(extrait du chapitre 1, page 9)

Un double clic et une multitude de pages miniatures s'affiche à l'écran, marquée de couleurs vives :

- On dirait une collection de timbres.

- Douze lignes de quatorze vignettes, une par page. Les jaunes du début correspondent aux deux premiers chapitres, avec la mise en place des personnages. Ensuite, les pages deviennent rouges. Tu vois celle avec un petit revolver ? Il indique le moment le meurtre. Le premier rebondissement a été placé au chapitre six et le second au chapitre neuf. Regarde, il y a des petites bombes sur les pages.

 

Pierre se cale dans le fauteuil :

-Marge de manœuvre sur le scénario ?

-Totale ! En bougeant les curseurs avec la souris, tu ajustes directement la place des rebondissements, pour changer le rythme. Autre chose : tu vois le bouton modifier les personnages ? Il donne accès aux fiches d'identité, avec le supposé Maigret, Mata Hari, Lolita et Charles Henri ; c'est le nom du joueur de golf... Et ces pointillés jaunes au milieu... Ils indiquent les entrées en scène. Vu ton impatience, ajoute Tran, clique plutôt sur un chapitre. Tu vas voir ; chacun est résumé dans une fiche signalétique.

- On y accède par là, suppose Pierre en survolant de sa flèche une petite grille numérotée de un à douze.

- Exact.

Il clique rapidement sur le chapitre sept. Un coup d'œil à la grille de description proposant lieux, personnages, actions, style et il revient à la vision d'ensemble.

- J'ai compris le principe, marmonne-t-il entre ses dents : toutes les décisions sont prises par défaut. Restent juste à choisir les paramètres que l'on souhaite modifier.

- Allons à l'essentiel. Clique sur O.K, pour voir le texte.

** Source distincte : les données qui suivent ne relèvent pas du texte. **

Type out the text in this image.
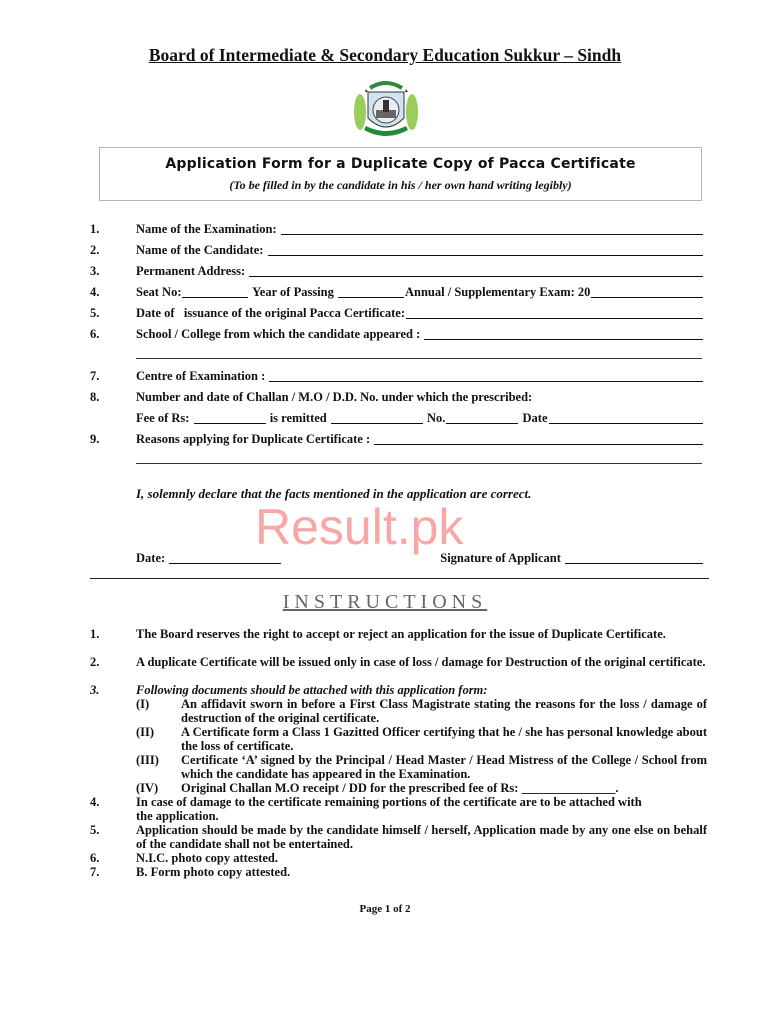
Board of Intermediate & Secondary Education Sukkur – Sindh
Application Form for a Duplicate Copy of Pacca Certificate
(To be filled in by the candidate in his / her own hand writing legibly)
1.	Name of the Examination:
2.	Name of the Candidate:
3.	Permanent Address:
4.	Seat No:	Year of Passing	Annual / Supplementary Exam: 20
5.	Date of   issuance of the original Pacca Certificate:
6.	School / College from which the candidate appeared :
7.	Centre of Examination :
8.	Number and date of Challan / M.O / D.D. No. under which the prescribed:
Fee of Rs:	is remitted	No.	Date
9.	Reasons applying for Duplicate Certificate :
I, solemnly declare that the facts mentioned in the application are correct.
Result.pk
Date:	Signature of Applicant
INSTRUCTIONS
1.	The Board reserves the right to accept or reject an application for the issue of Duplicate Certificate.
2.	A duplicate Certificate will be issued only in case of loss / damage for Destruction of the original certificate.
3.	Following documents should be attached with this application form:
(I)	An affidavit sworn in before a First Class Magistrate stating the reasons for the loss / damage of destruction of the original certificate.
(II) A Certificate form a Class 1 Gazitted Officer certifying that he / she has personal knowledge about the loss of certificate.
(III) Certificate ‘A’ signed by the Principal / Head Master / Head Mistress of the College / School from which the candidate has appeared in the Examination.
(IV) Original Challan M.O receipt / DD for the prescribed fee of Rs: _______________.
4.	In case of damage to the certificate remaining portions of the certificate are to be attached with the application.
5.	Application should be made by the candidate himself / herself, Application made by any one else on behalf of the candidate shall not be entertained.
6.	N.I.C. photo copy attested.
7.	B. Form photo copy attested.
Page 1 of 2
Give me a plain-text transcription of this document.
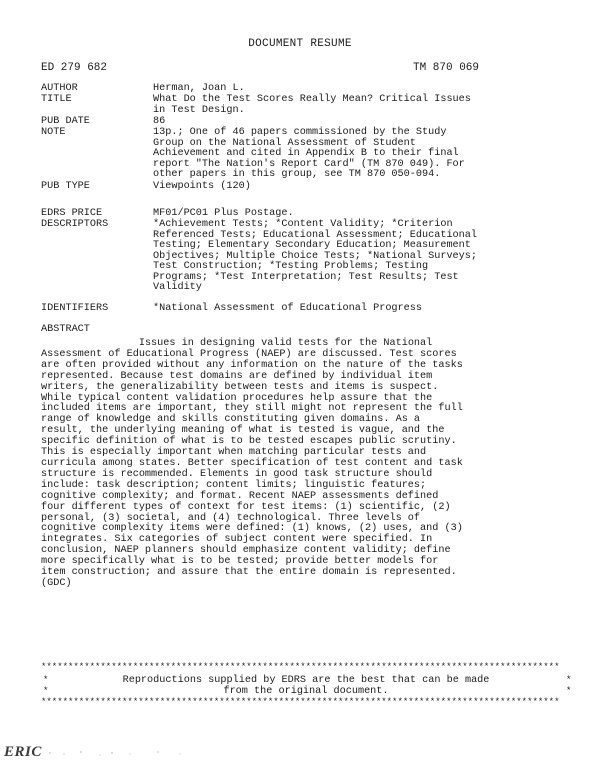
DOCUMENT RESUME
ED 279 682	TM 870 069
AUTHOR	Herman, Joan L.
TITLE	What Do the Test Scores Really Mean? Critical Issues
in Test Design.
PUB DATE	86
NOTE	13p.; One of 46 papers commissioned by the Study
Group on the National Assessment of Student
Achievement and cited in Appendix B to their final
report "The Nation's Report Card" (TM 870 049). For
other papers in this group, see TM 870 050-094.
PUB TYPE	Viewpoints (120)
EDRS PRICE	MF01/PC01 Plus Postage.
DESCRIPTORS	*Achievement Tests; *Content Validity; *Criterion
Referenced Tests; Educational Assessment; Educational
Testing; Elementary Secondary Education; Measurement
Objectives; Multiple Choice Tests; *National Surveys;
Test Construction; *Testing Problems; Testing
Programs; *Test Interpretation; Test Results; Test
Validity
IDENTIFIERS	*National Assessment of Educational Progress
ABSTRACT
Issues in designing valid tests for the National
Assessment of Educational Progress (NAEP) are discussed. Test scores
are often provided without any information on the nature of the tasks
represented. Because test domains are defined by individual item
writers, the generalizability between tests and items is suspect.
While typical content validation procedures help assure that the
included items are important, they still might not represent the full
range of knowledge and skills constituting given domains. As a
result, the underlying meaning of what is tested is vague, and the
specific definition of what is to be tested escapes public scrutiny.
This is especially important when matching particular tests and
curricula among states. Better specification of test content and task
structure is recommended. Elements in good task structure should
include: task description; content limits; linguistic features;
cognitive complexity; and format. Recent NAEP assessments defined
four different types of context for test items: (1) scientific, (2)
personal, (3) societal, and (4) technological. Three levels of
cognitive complexity items were defined: (1) knows, (2) uses, and (3)
integrates. Six categories of subject content were specified. In
conclusion, NAEP planners should emphasize content validity; define
more specifically what is to be tested; provide better models for
item construction; and assure that the entire domain is represented.
(GDC)
************************************************************************************************
*	*
Reproductions supplied by EDRS are the best that can be made
*	*
from the original document.
************************************************************************************************
ERIC
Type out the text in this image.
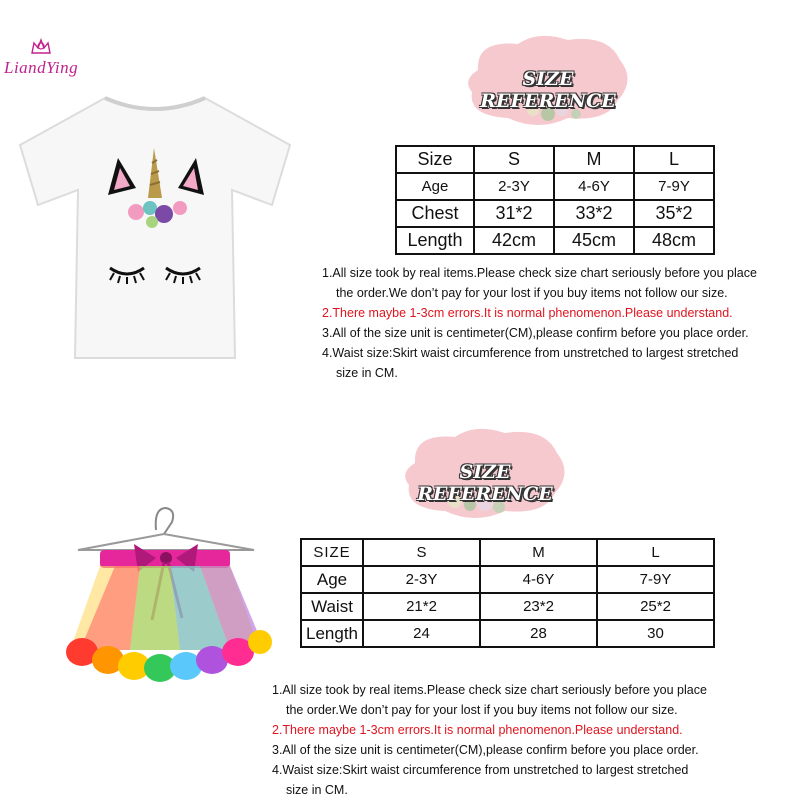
LiandYing
SIZE REFERENCE
Size	S	M	L
Age	2-3Y	4-6Y	7-9Y
Chest	31*2	33*2	35*2
Length	42cm	45cm	48cm

1.All size took by real items.Please check size chart seriously before you place

the order.We don’t pay for your lost if you buy items not follow our size.

2.There maybe 1-3cm errors.It is normal phenomenon.Please understand.

3.All of the size unit is centimeter(CM),please confirm before you place order.

4.Waist size:Skirt waist circumference from unstretched to largest stretched

size in CM.

SIZE REFERENCE
SIZE	S	M	L
Age	2-3Y	4-6Y	7-9Y
Waist	21*2	23*2	25*2
Length	24	28	30

1.All size took by real items.Please check size chart seriously before you place

the order.We don’t pay for your lost if you buy items not follow our size.

2.There maybe 1-3cm errors.It is normal phenomenon.Please understand.

3.All of the size unit is centimeter(CM),please confirm before you place order.

4.Waist size:Skirt waist circumference from unstretched to largest stretched

size in CM.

Les yeux de Pierre s'écarquillent : deux pages de front suggèrent une édition de luxe avec un filigrane. Ecran après écran, il découvre le roman avec avidité, comme quand on enlève un pochoir pour révéler le résultat. Avec la souris, l'informaticien feuillette de doubles pages en doubles pages. Chaque début de chapitre est même illustré d'une superbe photo pastel. Titre ? Le crime de Saint Pierre des Corps.

- Par défaut, les meurtres ont lieu dans la gare, précise le patron de Virtual Soft.

- Pourquoi pas à la Gare Montparnasse ? j’avais choisi une histoire entre Paris et Tours ?

- Priorité à la province. Bien sûr, ces paramètres sont modifiables. En utilisant le menu de gestion de l'intrigue, tu transformes les circonstances. -Tran lui a pris la souris.- La victime, le coupable, le moment et le mobile se choisissent également là. Allez. Tiens, vas-y...

 

Trois minutes s'écoulent pendant lesquelles Pierre, hirsute et muet, picore ici et là des morceaux du texte.

- Tran, elle a l'air sympa ton histoire ! C'est vrai qu'on dirait un roman.

- T'es gonflé ! Bien sûr, que c'est vraiment un roman. Permets-moi de te faire remarquer que tu n'en as encore rien vu. Hier soir, je m'étais dit, je vais devoir me le fader et... en fait, ça m'a scotché et j'ai tout lu d'une traite... Mais je n'y suis pour rien ; tout le mérite en revient à Romanesque.

- Surtout à Naïma Ikkache, si j'ai bien compris. Cette fille a fait un sacré boulot.